79. The device of claim 65, wherein the nitride semiconductor device is used in at least a, light-emitting diode, laser diode, HEMT, HFET, thyristors, HBT, rectifier, power switches, BJT, MOSFET, MESFET and SIS.

80. The device of claim 65, wherein at least one of the GaN substrate structure is a wurtzite lattice structure.

81. The device of claim 65, wherein one of a defect density, a dislocation defect density, or an optical defect density of the nitride semiconductor device is less than 10⁸/cm².

82. The device of claim 65, wherein one of a defect density, a dislocation defect density, or an optical defect density of the nitride semiconductor device is less than 10⁷/cm².

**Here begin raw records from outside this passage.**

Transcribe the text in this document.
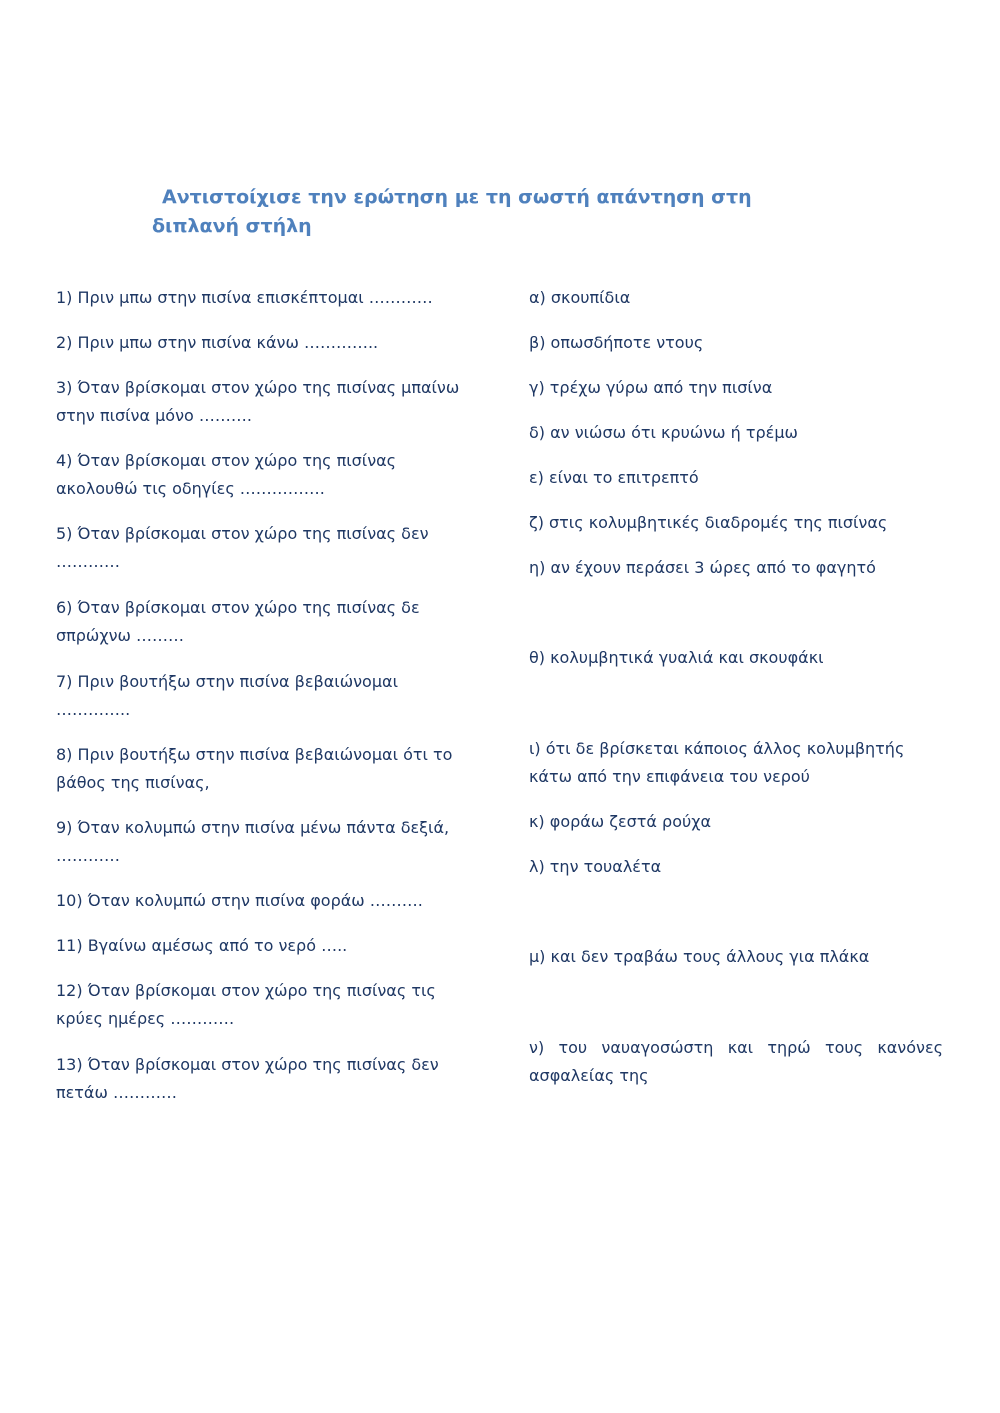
Αντιστοίχισε την ερώτηση με τη σωστή απάντηση στη διπλανή στήλη

1) Πριν μπω στην πισίνα επισκέπτομαι …………

2) Πριν μπω στην πισίνα κάνω …………..

3) Όταν βρίσκομαι στον χώρο της πισίνας μπαίνω στην πισίνα μόνο ……….

4) Όταν βρίσκομαι στον χώρο της πισίνας ακολουθώ τις οδηγίες …………….

5) Όταν βρίσκομαι στον χώρο της πισίνας δεν …………

6) Όταν βρίσκομαι στον χώρο της πισίνας δε σπρώχνω ………

7) Πριν βουτήξω στην πισίνα βεβαιώνομαι …………..

8) Πριν βουτήξω στην πισίνα βεβαιώνομαι ότι το βάθος της πισίνας,

9) Όταν κολυμπώ στην πισίνα μένω πάντα δεξιά, …………

10) Όταν κολυμπώ στην πισίνα φοράω ……….

11) Βγαίνω αμέσως από το νερό …..

12) Όταν βρίσκομαι στον χώρο της πισίνας τις κρύες ημέρες …………

13) Όταν βρίσκομαι στον χώρο της πισίνας δεν πετάω …………

α) σκουπίδια

β) οπωσδήποτε ντους

γ) τρέχω γύρω από την πισίνα

δ) αν νιώσω ότι κρυώνω ή τρέμω

ε) είναι το επιτρεπτό

ζ) στις κολυμβητικές διαδρομές της πισίνας

η) αν έχουν περάσει 3 ώρες από το φαγητό

θ) κολυμβητικά γυαλιά και σκουφάκι

ι) ότι δε βρίσκεται κάποιος άλλος κολυμβητής κάτω από την επιφάνεια του νερού

κ) φοράω ζεστά ρούχα

λ) την τουαλέτα

μ) και δεν τραβάω τους άλλους για πλάκα

ν) του ναυαγοσώστη και τηρώ τους κανόνες ασφαλείας της
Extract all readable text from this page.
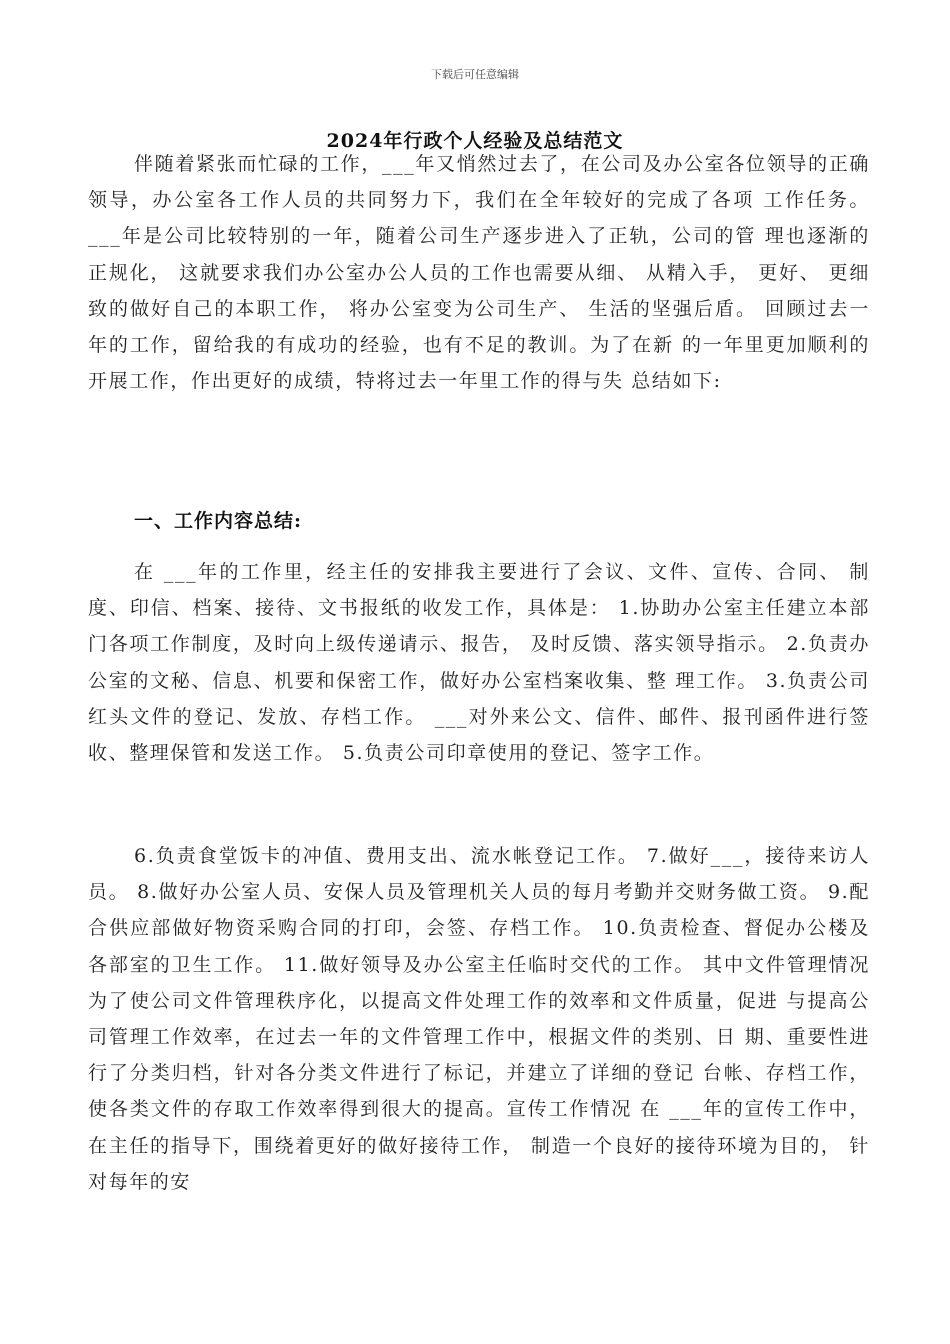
下载后可任意编辑
2024年行政个人经验及总结范文

伴随着紧张而忙碌的工作，___年又悄然过去了，在公司及办公室各位领导的正确领导，办公室各工作人员的共同努力下，我们在全年较好的完成了各项 工作任务。 ___年是公司比较特别的一年，随着公司生产逐步进入了正轨，公司的管 理也逐渐的正规化， 这就要求我们办公室办公人员的工作也需要从细、 从精入手， 更好、 更细致的做好自己的本职工作， 将办公室变为公司生产、 生活的坚强后盾。 回顾过去一年的工作，留给我的有成功的经验，也有不足的教训。为了在新 的一年里更加顺利的开展工作，作出更好的成绩，特将过去一年里工作的得与失 总结如下:

一、工作内容总结:

在 ___年的工作里，经主任的安排我主要进行了会议、文件、宣传、合同、 制度、印信、档案、接待、文书报纸的收发工作，具体是： 1.协助办公室主任建立本部门各项工作制度，及时向上级传递请示、报告， 及时反馈、落实领导指示。 2.负责办公室的文秘、信息、机要和保密工作，做好办公室档案收集、整 理工作。 3.负责公司红头文件的登记、发放、存档工作。 ___对外来公文、信件、邮件、报刊函件进行签收、整理保管和发送工作。 5.负责公司印章使用的登记、签字工作。

6.负责食堂饭卡的冲值、费用支出、流水帐登记工作。 7.做好___，接待来访人员。 8.做好办公室人员、安保人员及管理机关人员的每月考勤并交财务做工资。 9.配合供应部做好物资采购合同的打印，会签、存档工作。 10.负责检查、督促办公楼及各部室的卫生工作。 11.做好领导及办公室主任临时交代的工作。 其中文件管理情况 为了使公司文件管理秩序化，以提高文件处理工作的效率和文件质量，促进 与提高公司管理工作效率，在过去一年的文件管理工作中，根据文件的类别、日 期、重要性进行了分类归档，针对各分类文件进行了标记，并建立了详细的登记 台帐、存档工作，使各类文件的存取工作效率得到很大的提高。宣传工作情况 在 ___年的宣传工作中，在主任的指导下，围绕着更好的做好接待工作， 制造一个良好的接待环境为目的， 针对每年的安
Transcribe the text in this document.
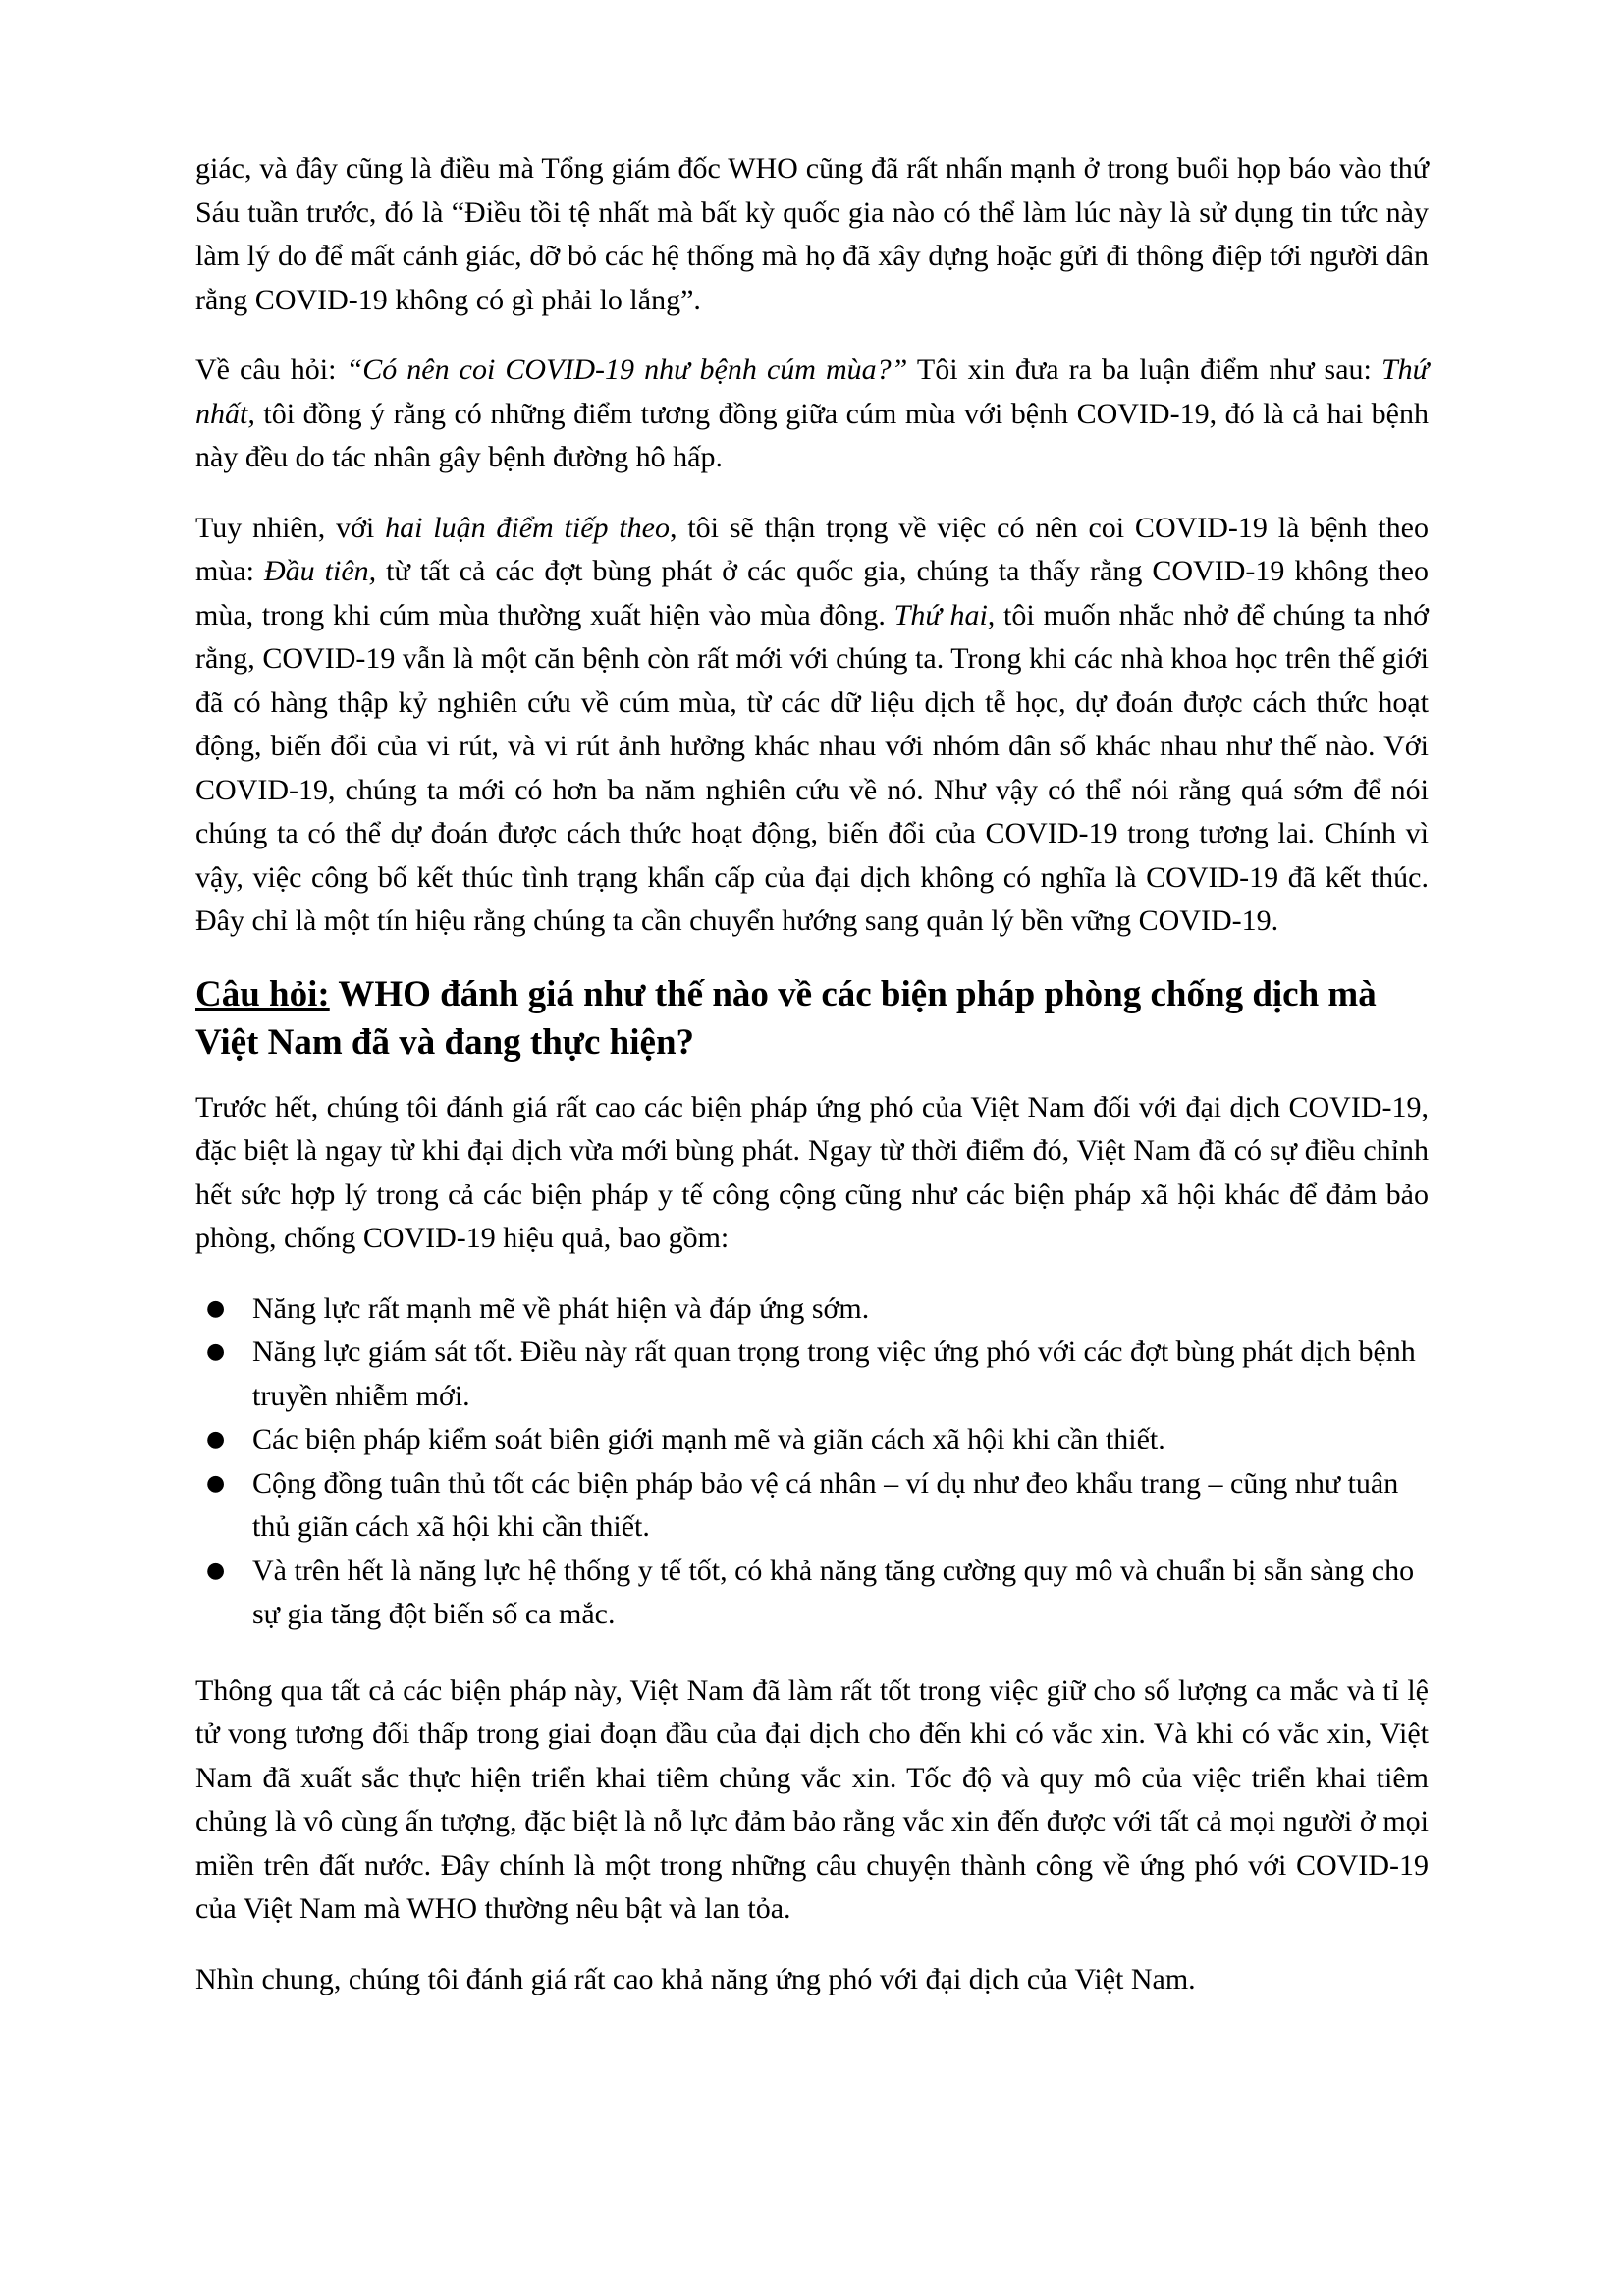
giác, và đây cũng là điều mà Tổng giám đốc WHO cũng đã rất nhấn mạnh ở trong buổi họp báo vào thứ Sáu tuần trước, đó là “Điều tồi tệ nhất mà bất kỳ quốc gia nào có thể làm lúc này là sử dụng tin tức này làm lý do để mất cảnh giác, dỡ bỏ các hệ thống mà họ đã xây dựng hoặc gửi đi thông điệp tới người dân rằng COVID-19 không có gì phải lo lắng”.

Về câu hỏi: “Có nên coi COVID-19 như bệnh cúm mùa?” Tôi xin đưa ra ba luận điểm như sau: Thứ nhất, tôi đồng ý rằng có những điểm tương đồng giữa cúm mùa với bệnh COVID-19, đó là cả hai bệnh này đều do tác nhân gây bệnh đường hô hấp.

Tuy nhiên, với hai luận điểm tiếp theo, tôi sẽ thận trọng về việc có nên coi COVID-19 là bệnh theo mùa: Đầu tiên, từ tất cả các đợt bùng phát ở các quốc gia, chúng ta thấy rằng COVID-19 không theo mùa, trong khi cúm mùa thường xuất hiện vào mùa đông. Thứ hai, tôi muốn nhắc nhở để chúng ta nhớ rằng, COVID-19 vẫn là một căn bệnh còn rất mới với chúng ta. Trong khi các nhà khoa học trên thế giới đã có hàng thập kỷ nghiên cứu về cúm mùa, từ các dữ liệu dịch tễ học, dự đoán được cách thức hoạt động, biến đổi của vi rút, và vi rút ảnh hưởng khác nhau với nhóm dân số khác nhau như thế nào. Với COVID-19, chúng ta mới có hơn ba năm nghiên cứu về nó. Như vậy có thể nói rằng quá sớm để nói chúng ta có thể dự đoán được cách thức hoạt động, biến đổi của COVID-19 trong tương lai. Chính vì vậy, việc công bố kết thúc tình trạng khẩn cấp của đại dịch không có nghĩa là COVID-19 đã kết thúc. Đây chỉ là một tín hiệu rằng chúng ta cần chuyển hướng sang quản lý bền vững COVID-19.

Câu hỏi: WHO đánh giá như thế nào về các biện pháp phòng chống dịch mà Việt Nam đã và đang thực hiện?

Trước hết, chúng tôi đánh giá rất cao các biện pháp ứng phó của Việt Nam đối với đại dịch COVID-19, đặc biệt là ngay từ khi đại dịch vừa mới bùng phát. Ngay từ thời điểm đó, Việt Nam đã có sự điều chỉnh hết sức hợp lý trong cả các biện pháp y tế công cộng cũng như các biện pháp xã hội khác để đảm bảo phòng, chống COVID-19 hiệu quả, bao gồm:

● Năng lực rất mạnh mẽ về phát hiện và đáp ứng sớm.
● Năng lực giám sát tốt. Điều này rất quan trọng trong việc ứng phó với các đợt bùng phát dịch bệnh truyền nhiễm mới.
● Các biện pháp kiểm soát biên giới mạnh mẽ và giãn cách xã hội khi cần thiết.
● Cộng đồng tuân thủ tốt các biện pháp bảo vệ cá nhân – ví dụ như đeo khẩu trang – cũng như tuân thủ giãn cách xã hội khi cần thiết.
● Và trên hết là năng lực hệ thống y tế tốt, có khả năng tăng cường quy mô và chuẩn bị sẵn sàng cho sự gia tăng đột biến số ca mắc.

Thông qua tất cả các biện pháp này, Việt Nam đã làm rất tốt trong việc giữ cho số lượng ca mắc và tỉ lệ tử vong tương đối thấp trong giai đoạn đầu của đại dịch cho đến khi có vắc xin. Và khi có vắc xin, Việt Nam đã xuất sắc thực hiện triển khai tiêm chủng vắc xin. Tốc độ và quy mô của việc triển khai tiêm chủng là vô cùng ấn tượng, đặc biệt là nỗ lực đảm bảo rằng vắc xin đến được với tất cả mọi người ở mọi miền trên đất nước. Đây chính là một trong những câu chuyện thành công về ứng phó với COVID-19 của Việt Nam mà WHO thường nêu bật và lan tỏa.

Nhìn chung, chúng tôi đánh giá rất cao khả năng ứng phó với đại dịch của Việt Nam.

83. The device of claim 65, wherein one of a defect density, a dislocation defect density, or an optical defect density of the nitride semiconductor device is less than 10⁶/cm².

84. The device of claim 65, further comprising an impurity.

85. The device of claim 84, wherein the GaN structure is doped with the impurity.

86. The device of claim 84, wherein the impurity is a dopant.

87. The device of claim 84, wherein the doping material is an n-doping material.

88. The device of claim 84, wherein the doping material is a Si impurity.

89. The device of claim 84, wherein the doping material is a p-doping material.

90. The device of claim 86, wherein the doping material is a Mg impurity.